Il est indispensable de se pencher diligemment sur les dysfonctionnements de l’ISIE, ses problèmes organisationnels et structurels, sa gestion des affaires administratives et des ressources humaines, relevés aussi bien par la Cour des comptes que par les organisations de la société civile. Un assainissement sans délai est requis pour identifier les imperfections et les inadaptations et ne pas prendre le risque de mettre en cause irrémédiablement, la capacité de l’ISIE à garantir des élections démocratiques, pluralistes, honnêtes et transparentes en 2019.
L’actualisation du registre des électeurs est également primordial. Il est inadmissible de continuer à ignorer délibérément, avec des arrière-pensées politicardes, les quelque trois millions de personnes qui ne sont pas encore enregistrées sur les listes électorales, pour rejoindre les 5.369,892 électeurs déjà inscrits. Cette incompréhensible omission doit prendre fin, avec un réel effort de communication et de sensibilisation pour convaincre les hésitants et mettre à jour ce « sacré registre » !
Mais, quels que soient les motifs invoqués au sujet de ce taux d’abstention record – 64,4%-, un constat paraît s’imposer selon lequel la contribution des procédures électorales à la régulation des systèmes politiques supposerait, pour devenir efficace, et non pas inopérante ou nuisible, un changement profond, tant social que culturel. Il est vrai que l’acte de vote et la conscience citoyenne requièrent un long apprentissage pour l’acquisition d’une culture civique de participation. Même si l’explication du vote est le plus souvent soumise au scepticisme scientifique, il faut reconnaître que la déception à l’égard de toute la classe politique et un bas niveau d’espoirs de changement de politique ont conduit à ne pas aller voter ou à fortement hésiter avant de le faire. Surtout, que ceux qui prétendent nous gouverner sont, à l’instar des scorpions succombant à leur propre dard, ankylosés par le venin de l’indécision systématique et permanente qu’ils ont eux-mêmes sécrété. Une abstention si véhémente est un acte politique qui ne résout rien et qui ne fait prendre aucun risque, mais qui tue lentement les espérances.
Toutefois, l‘explication de l’abstention n’a rien à gagner à être court-circuitée par des approches trop globalisantes. Il n’y aura pas de passage à la démocratie en Tunisie sans une véritable sociogenèse. Cette transformation des structures, qu’elle soit conçue comme un réajustement avec les démocraties bien établies, ou bien d’une manière plus spécifique à notre personnalité nationale dans son originalité, demeure un dessein commun vital.

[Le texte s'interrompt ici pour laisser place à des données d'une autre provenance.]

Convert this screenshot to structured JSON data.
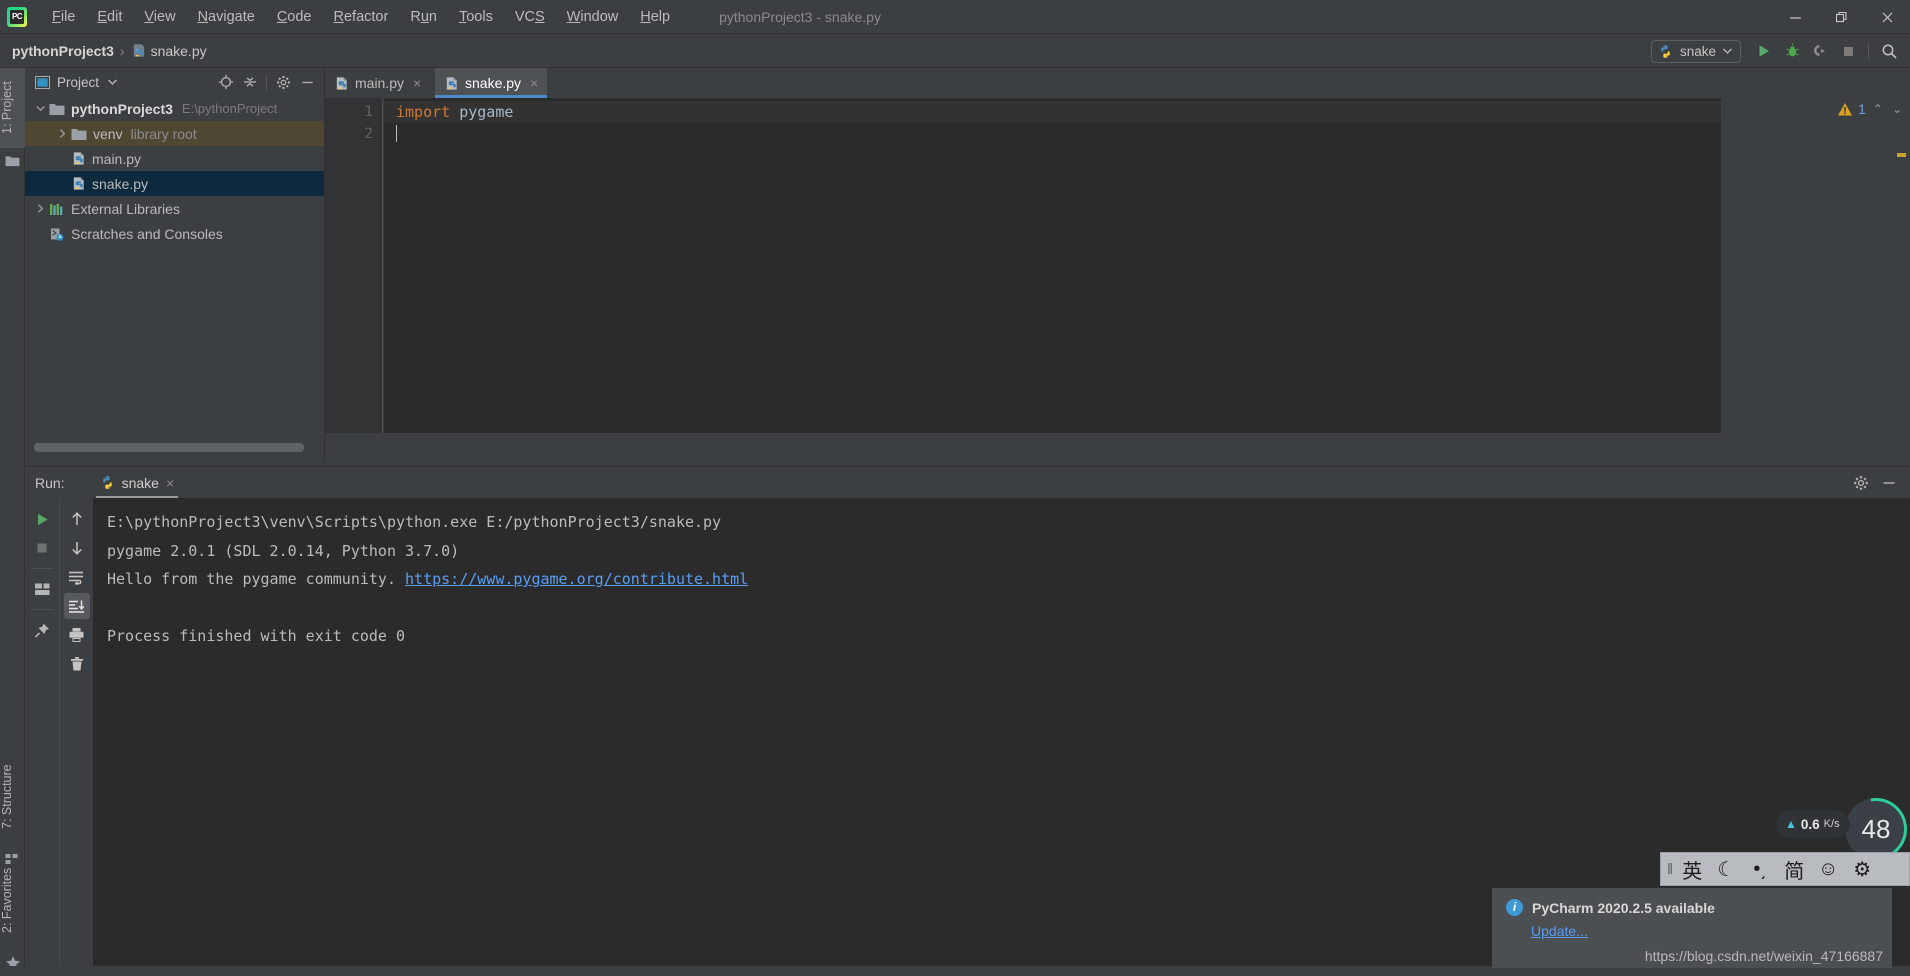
{
  "window": {
    "title": "pythonProject3 - snake.py",
    "app_logo": "pycharm-logo",
    "controls": {
      "minimize": "minimize-icon",
      "maximize": "restore-icon",
      "close": "close-icon"
    }
  },
  "menubar": {
    "items": [
      {
        "label": "File",
        "mnemonic": "F"
      },
      {
        "label": "Edit",
        "mnemonic": "E"
      },
      {
        "label": "View",
        "mnemonic": "V"
      },
      {
        "label": "Navigate",
        "mnemonic": "N"
      },
      {
        "label": "Code",
        "mnemonic": "C"
      },
      {
        "label": "Refactor",
        "mnemonic": "R"
      },
      {
        "label": "Run",
        "mnemonic": "u"
      },
      {
        "label": "Tools",
        "mnemonic": "T"
      },
      {
        "label": "VCS",
        "mnemonic": "S"
      },
      {
        "label": "Window",
        "mnemonic": "W"
      },
      {
        "label": "Help",
        "mnemonic": "H"
      }
    ]
  },
  "navbar": {
    "breadcrumb": {
      "project": "pythonProject3",
      "separator": "›",
      "file": "snake.py"
    },
    "run_config": {
      "name": "snake",
      "icon": "python-icon",
      "chevron": "chevron-down-icon"
    },
    "actions": [
      {
        "name": "run-button",
        "icon": "play-icon",
        "tooltip": "Run"
      },
      {
        "name": "debug-button",
        "icon": "bug-icon",
        "tooltip": "Debug"
      },
      {
        "name": "coverage-button",
        "icon": "coverage-icon",
        "tooltip": "Run with Coverage"
      },
      {
        "name": "stop-button",
        "icon": "stop-icon",
        "tooltip": "Stop"
      },
      {
        "name": "search-button",
        "icon": "search-icon",
        "tooltip": "Search Everywhere"
      }
    ]
  },
  "left_strip": {
    "tabs": [
      {
        "label": "1: Project",
        "icon": "folder-icon",
        "selected": true
      },
      {
        "label": "7: Structure",
        "icon": "structure-icon",
        "selected": false
      },
      {
        "label": "2: Favorites",
        "icon": "star-icon",
        "selected": false
      }
    ]
  },
  "project_panel": {
    "title": "Project",
    "chevron": "chevron-down-icon",
    "tools": [
      {
        "name": "select-opened-file-button",
        "icon": "target-icon"
      },
      {
        "name": "collapse-all-button",
        "icon": "collapse-all-icon"
      },
      {
        "name": "settings-button",
        "icon": "gear-icon"
      },
      {
        "name": "hide-button",
        "icon": "minimize-icon"
      }
    ],
    "tree": [
      {
        "label": "pythonProject3",
        "detail": "E:\\pythonProject",
        "icon": "folder-icon",
        "arrow": "expanded",
        "indent": 0,
        "bold": true,
        "state": "none"
      },
      {
        "label": "venv",
        "detail": "library root",
        "icon": "folder-icon",
        "arrow": "collapsed",
        "indent": 1,
        "bold": false,
        "state": "venv"
      },
      {
        "label": "main.py",
        "detail": "",
        "icon": "python-icon",
        "arrow": "none",
        "indent": 2,
        "bold": false,
        "state": "none"
      },
      {
        "label": "snake.py",
        "detail": "",
        "icon": "python-icon",
        "arrow": "none",
        "indent": 2,
        "bold": false,
        "state": "selected"
      },
      {
        "label": "External Libraries",
        "detail": "",
        "icon": "library-icon",
        "arrow": "collapsed",
        "indent": 0,
        "bold": false,
        "state": "none"
      },
      {
        "label": "Scratches and Consoles",
        "detail": "",
        "icon": "scratch-icon",
        "arrow": "none",
        "indent": 0,
        "bold": false,
        "state": "none"
      }
    ]
  },
  "editor": {
    "tabs": [
      {
        "label": "main.py",
        "icon": "python-icon",
        "active": false,
        "close": "×"
      },
      {
        "label": "snake.py",
        "icon": "python-icon",
        "active": true,
        "close": "×"
      }
    ],
    "line_numbers": [
      "1",
      "2"
    ],
    "lines": [
      {
        "text": "import pygame",
        "current": true
      },
      {
        "text": "",
        "current": false
      }
    ],
    "inspection": {
      "warning_icon": "warning-triangle-icon",
      "warning_count": "1",
      "up": "⌃",
      "down": "⌄"
    }
  },
  "run_panel": {
    "header_label": "Run:",
    "tab": {
      "label": "snake",
      "icon": "python-icon",
      "close": "×"
    },
    "header_actions": [
      {
        "name": "run-settings-button",
        "icon": "gear-icon"
      },
      {
        "name": "hide-panel-button",
        "icon": "minimize-icon"
      }
    ],
    "toolbar_left": [
      {
        "name": "rerun-button",
        "icon": "play-icon"
      },
      {
        "name": "stop-button",
        "icon": "stop-icon"
      },
      {
        "name": "layout-button",
        "icon": "layout-icon"
      },
      {
        "name": "pin-tab-button",
        "icon": "pin-icon"
      }
    ],
    "toolbar_right": [
      {
        "name": "up-the-stack-button",
        "icon": "arrow-up-icon"
      },
      {
        "name": "down-the-stack-button",
        "icon": "arrow-down-icon"
      },
      {
        "name": "soft-wrap-button",
        "icon": "wrap-icon"
      },
      {
        "name": "scroll-to-end-button",
        "icon": "scroll-end-icon",
        "active": true
      },
      {
        "name": "print-button",
        "icon": "printer-icon"
      },
      {
        "name": "clear-all-button",
        "icon": "trash-icon"
      }
    ],
    "console": [
      {
        "type": "text",
        "text": "E:\\pythonProject3\\venv\\Scripts\\python.exe E:/pythonProject3/snake.py"
      },
      {
        "type": "text",
        "text": "pygame 2.0.1 (SDL 2.0.14, Python 3.7.0)"
      },
      {
        "type": "link_line",
        "text": "Hello from the pygame community. ",
        "link": "https://www.pygame.org/contribute.html"
      },
      {
        "type": "blank",
        "text": ""
      },
      {
        "type": "text",
        "text": "Process finished with exit code 0"
      }
    ]
  },
  "overlays": {
    "network_widget": {
      "arrow": "arrow-up-icon",
      "value": "0.6",
      "unit": "K/s"
    },
    "gauge": {
      "value": "48"
    },
    "ime_bar": {
      "grip": "grip-icon",
      "items": [
        {
          "label": "英",
          "name": "ime-language-english"
        },
        {
          "label": "☾",
          "name": "ime-moon-icon"
        },
        {
          "label": "•͵",
          "name": "ime-punctuation-icon"
        },
        {
          "label": "简",
          "name": "ime-simplified-chinese"
        },
        {
          "label": "☺",
          "name": "ime-emoji-icon"
        },
        {
          "label": "⚙",
          "name": "ime-settings-icon"
        }
      ]
    },
    "notification": {
      "icon": "info-icon",
      "title": "PyCharm 2020.2.5 available",
      "action": "Update...",
      "watermark": "https://blog.csdn.net/weixin_47166887"
    }
  },
  "colors": {
    "background": "#3c3f41",
    "editor_background": "#2b2b2b",
    "accent_blue": "#4a88c7",
    "link_blue": "#589df6",
    "selection_blue": "#0d293e",
    "venv_highlight": "#4e4832",
    "green_run": "#59a869",
    "warning_yellow": "#d9a022"
  }
}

Un autre aspect nous interpelle, c’est ce qu’on peut appeler la «dimension toxique» du temps en corrélation avec l’islamisme. L’hypothèque islamiste demeure suspendue sur notre tête. Quoique prétendent les caciques de cette mouvance, l’enjeu pour eux demeure le contrôle de la société tunisienne pour contrôler totalement l’Etat. Les résultats des élections municipales le démontrent lorsqu’on veut bien dépasser les artifices de quelques chiffres pièges. Ceux qui veulent croire que le score d’Ennahdha est un reflux se trompent.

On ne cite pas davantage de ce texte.